How the revolution in autonomous vehicles will impact recruitment of STEM graduates

The revolution of autonomous vehicles

It is expected that self-driving cars will be on British roads by 2021, and that by 2030, autonomous vehicles will completely replace standard cars; changing our roads forever. Giants of the automobile industry including BMW, Tesla and Mercedes are all getting in on the autonomous action in the fight to become the first to get a driverless vehicle on the road.

The UK government are investing £22.4 million to develop the technology in the hope that the evolution of driverless vehicles will have a positive impact on our automotive industry and economy as a whole. But to succeed companies must be able to attract the best talent – in this case STEM graduates.

As the UK prepares to leave the EU in 2019, The Chancellor stated his plan to “build a country fit for the future and make the UK a leader in the technological revolution” and is therefore providing £1bn to be spent on high tech projects such as the development of autonomous vehicles.

Although a lot of money is being invested into the industry, there is a real struggle to find the right talent. It’s no secret that the lack of science, technology, engineering and mathematics skills has become a widespread problem, with 43% of STEM vacancies proving difficult to fill and 36% of STEM graduates choosing alternative careers.

So what can we do? Companies developing the latest autonomous technology (as well as the engineering and technology sector in general) are in need of the talent now, as well as needing to build a talent pipeline for the future. There is no question that it is a difficult hiring environment, with a serious amount of competition both in the UK and internationally.

We take a look at talent options companies competing for this niche skillset should be implementing:

Develop future talent

Play the long game – partner with educational institutions such as a colleges or universities to build direct relationships and hire talent straight from education. Additionally, partnering with primary and secondary schools to teach children about STEM roles is a great way of getting them interested and interacting with the industry at a young age.

With the buzz surrounding autonomous vehicles, engineering in the automotive industry is likely to be a very exciting concept to young individuals, so we need to appeal to their interests and showcase the exciting projects their future in STEM could hold. This strategic method of recruitment not only helps to build a business, but it also means companies can positively influence youth to join STEM roles.

If you’re building your talent pipeline, are you doing the following?

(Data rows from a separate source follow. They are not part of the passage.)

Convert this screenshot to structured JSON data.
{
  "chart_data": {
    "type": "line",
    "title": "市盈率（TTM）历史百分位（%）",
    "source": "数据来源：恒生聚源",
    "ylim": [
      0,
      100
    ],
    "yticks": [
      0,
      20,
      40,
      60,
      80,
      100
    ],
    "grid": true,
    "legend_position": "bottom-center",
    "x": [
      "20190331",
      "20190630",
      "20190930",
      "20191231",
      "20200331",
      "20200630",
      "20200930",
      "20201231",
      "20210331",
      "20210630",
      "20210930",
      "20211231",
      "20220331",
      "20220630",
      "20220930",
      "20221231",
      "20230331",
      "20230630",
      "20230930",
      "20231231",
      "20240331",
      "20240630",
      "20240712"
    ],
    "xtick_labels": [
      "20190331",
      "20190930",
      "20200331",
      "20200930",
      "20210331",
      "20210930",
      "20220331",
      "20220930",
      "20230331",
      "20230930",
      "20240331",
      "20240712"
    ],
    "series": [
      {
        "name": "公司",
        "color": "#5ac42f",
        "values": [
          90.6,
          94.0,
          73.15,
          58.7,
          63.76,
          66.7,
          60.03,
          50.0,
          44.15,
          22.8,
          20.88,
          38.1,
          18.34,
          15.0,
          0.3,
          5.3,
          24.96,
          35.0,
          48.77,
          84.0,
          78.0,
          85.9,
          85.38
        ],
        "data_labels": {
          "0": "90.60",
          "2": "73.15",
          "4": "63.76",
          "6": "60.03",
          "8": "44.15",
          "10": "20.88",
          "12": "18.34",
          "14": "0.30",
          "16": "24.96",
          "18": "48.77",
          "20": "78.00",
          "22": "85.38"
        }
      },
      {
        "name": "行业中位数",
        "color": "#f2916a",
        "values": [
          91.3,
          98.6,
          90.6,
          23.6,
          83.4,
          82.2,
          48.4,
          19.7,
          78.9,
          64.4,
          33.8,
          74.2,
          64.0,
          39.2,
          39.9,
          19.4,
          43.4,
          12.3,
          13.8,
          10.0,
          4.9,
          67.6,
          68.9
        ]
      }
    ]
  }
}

• Mentoring university students studying relevant courses
• Sponsoring and awarding relevant educational competitions
• Hosting seminars and workshops showcasing career opportunities
• Offering work experience/apprenticeships/ industrial placements
• Promoting and supporting an employee STEM ambassador initiative (or similar)- get your employees out into the community, engaging with primary and secondary school students
• Attending careers fairs- bring your recent graduates, showcase success stories, demonstrate the career progression routes, talk about your rewards and incentives, and design your stall to draw students and give them a reason to stop and talk to you! Whether it’s a competition, giveaway or showing the latest technologies you’re working on, you need to stand out.